How Engineered Tax Services Saved an R&D Tax Credit Client $1.5 Million In One Year!

In its 20 years of existence, Engineered Tax Services has processed thousands of R&D tax creditclaims successfully through the IRS. But in 2019, we saved a client—a California marketing company—an amazing $1.5 million in taxes. How did we do that?

Rebecca Branch, an R&D Manager with ETS, did the site visit with the client (a client of ETS EVP Kim Lochridge), and she undertook R&D tax credit studies for them for three tax years—2016, 2017, and 2018. She shed some light on how we pulled off such a spectacular coup.

Software Developer R&D Tax Credit for a mrketing company

A Marketing Company With a Unique Focus

“Our client was a marketing company that had a unique focus,” she said. “They weren't just doing marketing. They were developing software to make that marketing better. For example: let’s say you were a professional like a doctor or lawyer, and you maintained a number of social media accounts. 

The problem is, you want your contact information and logo, all your personally identifiable information, to match across all your accounts, so if you changed your phone number or email address, that fact would be reflected accurately and instantly everywhere. 

“This marketing company developed an exclusive form of software that interfaced directly with multiple outside third-party systems, such as Facebook, Twitter, and Instagram. There was nothing like it on the market, and they expended a huge amount of resources to create this one-of-a-kind solution. 

It really required a lot of development, a lot of research, a lot of time on their employees’ part, and that was only one example of the type of software they were developing.”

Understanding That the R&D Tax Credit Is a Wage Credit

ETS was able to save the client such a huge tax windfall because we understand that the R&D tax credit is primarily a wage credit. The lion’s share of R&D tax credits are found in a client’s payroll records—and that’s where Rebecca dug deeply.
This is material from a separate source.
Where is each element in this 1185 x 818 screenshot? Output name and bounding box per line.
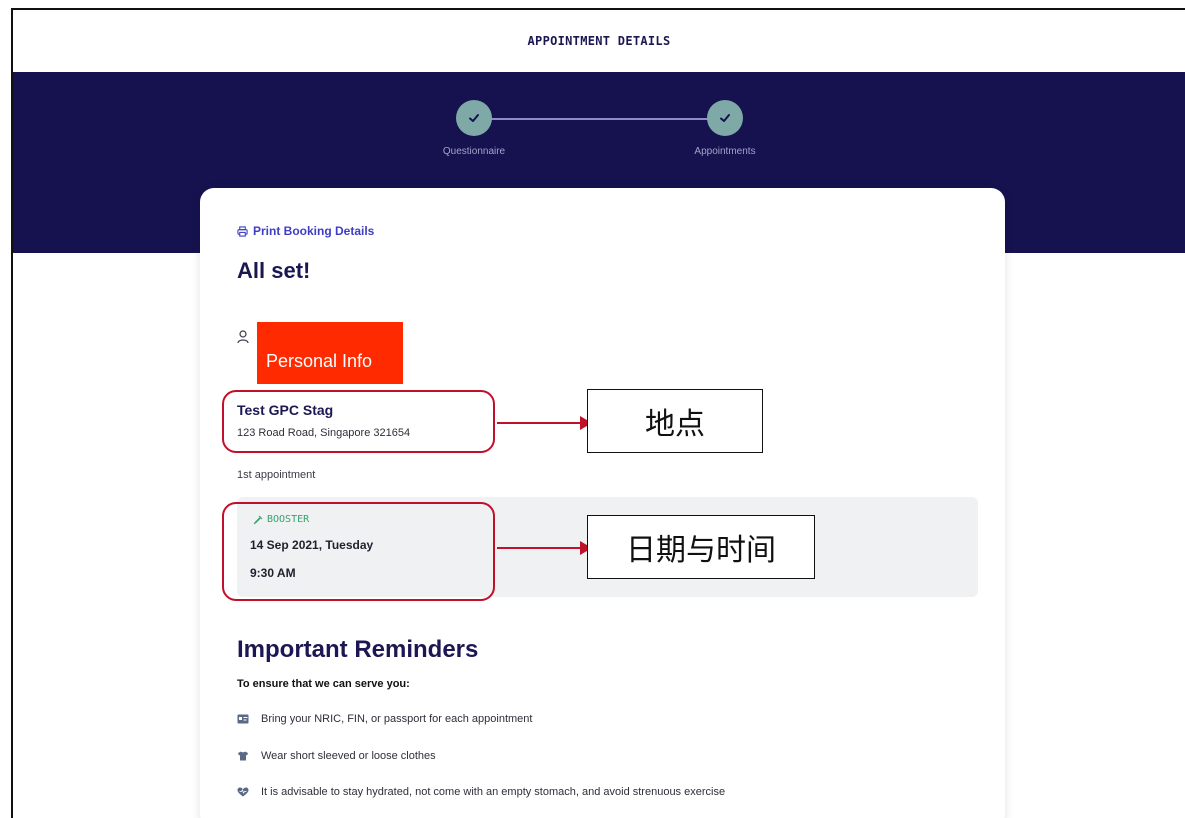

Not only did she dig into the employee records with all of the wage information—in 2017, she performed an onsite visit to conduct employee interviews, obtain work logs, and estimate how employees were spending their time.

“One thing that was very challenging was determining how much employee time was actually spent on development,” she said. “We had to identify who the developers were and then schedule interviews with them to learn how much of their time was devoted to developing the functional and structural portions of the software. 

One reason we did the site visits was to discern the activities that might not be qualified. I made it a point to talk in person to the right people—but they're busy professionals. They’d be at their computers clicking and working away sometimes as I was trying to talk to them, because they had deadlines to meet. 

We don't want to be obtrusive, and we don't want to be taking the employees away from their work. Trying to capture everybody's individual time was a difficult challenge.

“We ended up working with one of their team leaders to create a matrix in Excel to capture individual people's time. We devised a matrix that included the individual employee names, the jobs that they were working on, and the tasks they were focusing on, because we wanted to guarantee we only included those qualified tasks. A big part of it was, as you interview people, you realize they're doing things that maybe they don't realize qualify as R&D, so you have to capture that in your report.”

In all, she interviewed between 10 to 15 employees in the office, especially the managers of every different department to learn what everybody working under them was doing. After that, there followed a multitude of conference calls.

The R&D Tax Credit Catapulted Them in the Software Space

She added: “At ETS, our focus is small and mid-sized businesses. One of the big areas that we focus on is newer companies that are growing, and this client was just starting to get into software development. In 2017, we got them $500,000 in R&D tax credits for the 2016 tax year. In 2018, it increased to $600,000 for the 2017 tax year. Then in 2019, they moved up to a $1.5 million for the 2018 tax year. With the tax savings the ETS was able to get them, it helped them propel themselves into that software space in a way they hadn’t been able to reach before.”

That’s how ETS was able to win a client $1.5 million in tax savings in one year—through hard work, diligence, and above all else, the fact that we’re experts in the R&D tax credit arena: we know where to look for tax savings for our clients.Kim Lockridge commented: “It is my pleasure to work with this client, and we are happy to prepare and thoroughly substantiate the credits for them each year. The value this has brought to the client year over year is substantial.”